14. Oktober im vergangenen Jahr: Die Ecolo-Co-Vorsitzende Zakia Khattabi stellt sich zu vorgerückter Stunde vor ihre Anhänger ans Mikrofon und sagt folgende Worte: "Die grüne Welle ist da. Zwar liegen noch nicht alle Ergebnisse vor, aber man kann schon sagen: Heute haben die Grünen die Wahlen gewonnen."
Ähnlich könnte es laut Umfragen auch am 26. Mai klingen: Denn die grüne Welle ist immer noch da. Wahlprognosen sehen Ecolo vor Rekordergebnissen. Mit plus-minus 20 Prozent sowohl in der Wallonie als auch in Brüssel könnte es sein, dass Ecolo sich ein Kopf-an-Kopf-Rennen mit der PS um Platz eins im frankophonen Landesteil liefert. Zusammen mit den flämischen Grünen von Groen könnte die Partei vielleicht sogar Teil der stärksten Fraktion im Föderalparlament werden.
Dort ist Ecolo seit Anfang der 1980er Jahre regelmäßig vertreten. Zwischen 1999 und 2003 waren die Grünen sogar an der Föderalregierung beteiligt, sackten bei der darauffolgenden Wahl aber mit erdrutschartigen Verlusten wieder ab. Ecolo im Jahr 2019, das steht vor allem für eine andere Politik als diejenige, die bisher geführt wurde. "Im Herzen des Wandels" heißt der Ecolo-Slogan für die Wahlkampagne.
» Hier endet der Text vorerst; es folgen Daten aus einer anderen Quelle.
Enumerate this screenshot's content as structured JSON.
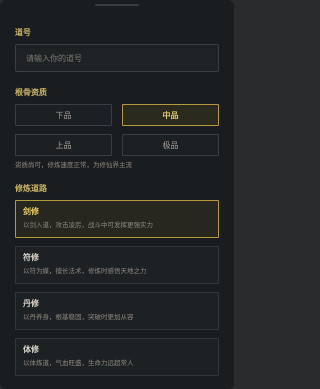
{
  "dao": {
    "label": "道号",
    "placeholder": "请输入你的道号"
  },
  "root": {
    "label": "根骨资质",
    "options": [
      {
        "label": "下品",
        "selected": false
      },
      {
        "label": "中品",
        "selected": true
      },
      {
        "label": "上品",
        "selected": false
      },
      {
        "label": "极品",
        "selected": false
      }
    ],
    "description": "资质尚可，修炼速度正常，为修仙界主流"
  },
  "path": {
    "label": "修炼道路",
    "options": [
      {
        "title": "剑修",
        "desc": "以剑入道，攻击凌厉，战斗中可发挥更强实力",
        "selected": true
      },
      {
        "title": "符修",
        "desc": "以符为媒，擅长法术，修炼时感悟天地之力",
        "selected": false
      },
      {
        "title": "丹修",
        "desc": "以丹养身，根基稳固，突破时更加从容",
        "selected": false
      },
      {
        "title": "体修",
        "desc": "以体炼道，气血旺盛，生命力远超常人",
        "selected": false
      }
    ]
  },
  "colors": {
    "accent": "#c9b168",
    "selected_border": "#b49a3f",
    "background": "#1a1d1f"
  }
}
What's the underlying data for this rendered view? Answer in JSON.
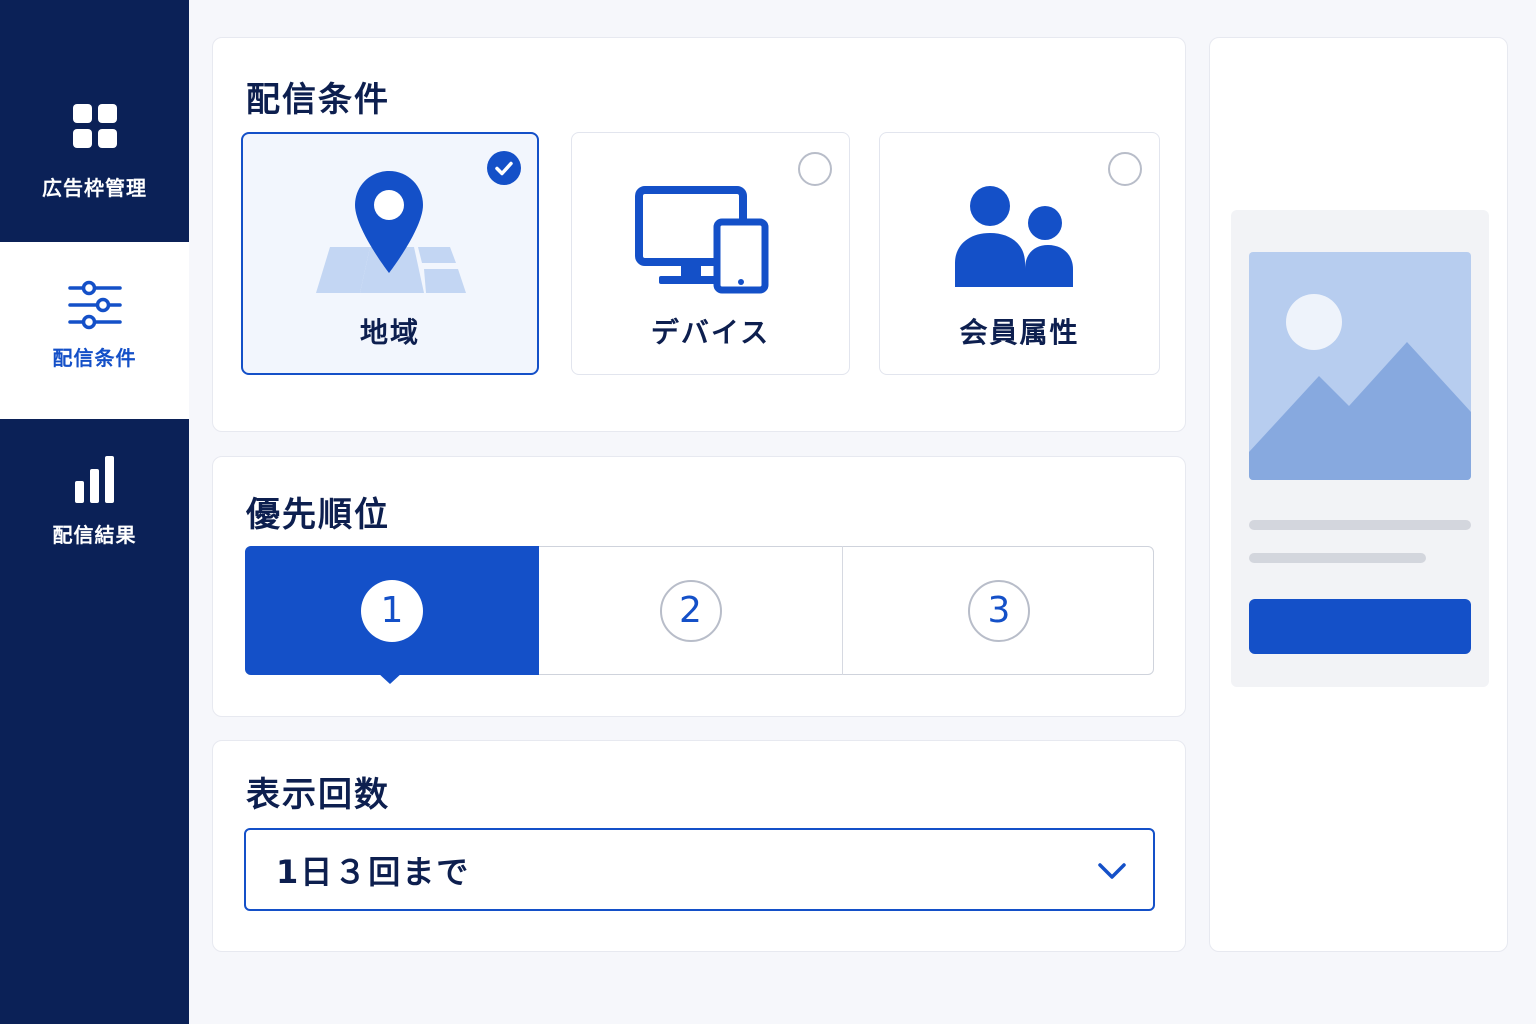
{
  "colors": {
    "sidebar_bg": "#0b2157",
    "accent": "#1450c8",
    "page_bg": "#f6f7fb",
    "text_dark": "#0d1f4f"
  },
  "sidebar": {
    "items": [
      {
        "label": "広告枠管理",
        "icon": "grid-icon",
        "active": false
      },
      {
        "label": "配信条件",
        "icon": "sliders-icon",
        "active": true
      },
      {
        "label": "配信結果",
        "icon": "bar-chart-icon",
        "active": false
      }
    ]
  },
  "delivery_conditions": {
    "title": "配信条件",
    "options": [
      {
        "label": "地域",
        "icon": "map-pin-icon",
        "selected": true
      },
      {
        "label": "デバイス",
        "icon": "devices-icon",
        "selected": false
      },
      {
        "label": "会員属性",
        "icon": "users-icon",
        "selected": false
      }
    ]
  },
  "priority": {
    "title": "優先順位",
    "options": [
      {
        "label": "1",
        "selected": true
      },
      {
        "label": "2",
        "selected": false
      },
      {
        "label": "3",
        "selected": false
      }
    ]
  },
  "display_count": {
    "title": "表示回数",
    "selected_value": "1日３回まで"
  },
  "preview": {
    "image_icon": "image-placeholder-icon"
  }
}
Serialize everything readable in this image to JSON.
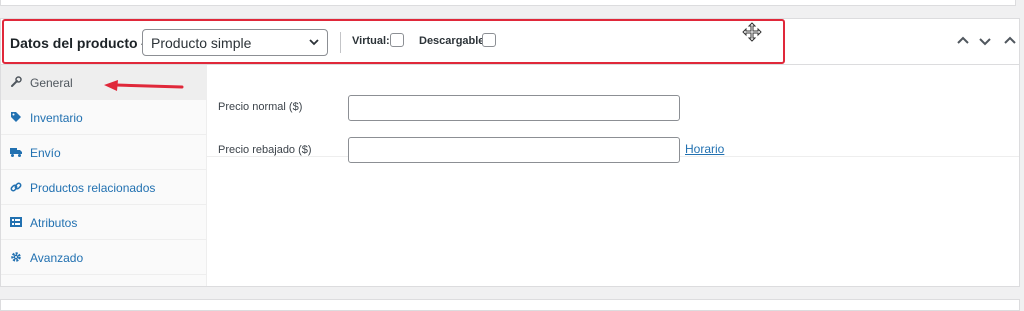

Die Prioritäten dieser Kampagne hätten die Grünen zusammen mit ihrer Basis festgelegt, wie Jean-Marc Nollet, zweiter Co-Vorsitzender von Ecolo, der Aufzählung dieser Prioritäten vorausschickt. Diese sind im Einzelnen: "Sieben Milliarden Euro Investitionen bis 2024 in eine umweltfreundliche Mobilität, ein vielfältiges Nahrungsangebot mit Qualitäts- und Saisonprodukten, isolierte Häuser, um die Kosten zu senken, und eine neue Raumordnung."
Die Prioritäten machen deutlich: Ganz klassisch stellt Ecolo die Umweltpolitik ins Zentrum. Die Forderung nach einem Klimagesetz, in dem konkrete Ziele festgeschrieben werden, um den Klimawandel zu bekämpfen, steht als erster Punkt ganz oben in dem Wahlprogramm.
Andere Beispiele: Schließung aller Atomkraftwerke bis 2025, eine Steuer auf Kerosin, um den Flugverkehr an den Kosten der verursachten Umweltschäden zu beteiligen, der mittelfristige Verzicht von Pestiziden in der Landwirtschaft.
Dem Auto als umweltschädliches Verkehrsmittel sagt Ecolo den Kampf an. Das aktuelle System der Firmenwagen soll abgeschafft werden, die Menschen sollen dafür das Geld in bar bekommen.
Neue Straßen sollen nicht mehr gebaut werden, dafür viele Fahrradwege. Und der öffentliche Verkehr soll mit den eben genannten sieben Milliarden Euro Investitionen so gestaltet werden, dass man überall, auch in entlegenen ländlichen Gebieten schnell und einfach öffentliche Transportmittel nutzen kann. "Das Projekt der Grünen ist es, alle Alternativen zum Auto zu stärken", fasst Nollet zusammen.
Gesellschaftspolitisch will Ecolo das Wahlalter auf 16 Jahre senken, das Wahlrecht für Ausländer erweitern, lokale Währungen fördern, um lokale Wirtschaftskreisläufe zu unterstützen.
Der Mindestlohn soll auf 14 Euro brutto die Stunde steigen, jeder Bürger eine Mindestrente von 1.500 Euro netto im Monat bekommen. Eine Reichensteuer von ein bis 1,5 Prozent will Ecolo, ähnlich wie die PTB, für alle Bürger einführen, die mehr als eine Million Euro besitzen.
Politische Mandate sollen nur zweimal erneuert werden dürfen. Mehrere Mandate gleichzeitig soll kein Politiker ausüben. Denn, so begründet Nollet: "Alle Skandale, die wir erlebt haben - Publifin, Kasachgate, Samusocial - haben gezeigt, dass wir grundsätzlich etwas anders machen müssen in unserem demokratischen System."
Ecolo musste in den vergangenen Wochen viel Kritik an seinen Wahlvorhaben einstecken. Kritik, auf die die Partei nicht immer souverän reagierte. Inwieweit das Auswirkungen auf die Größe der grünen Welle haben wird, die sich für Sonntag abzeichnet, wird erst der Wahlabend mit Sicherheit zeigen.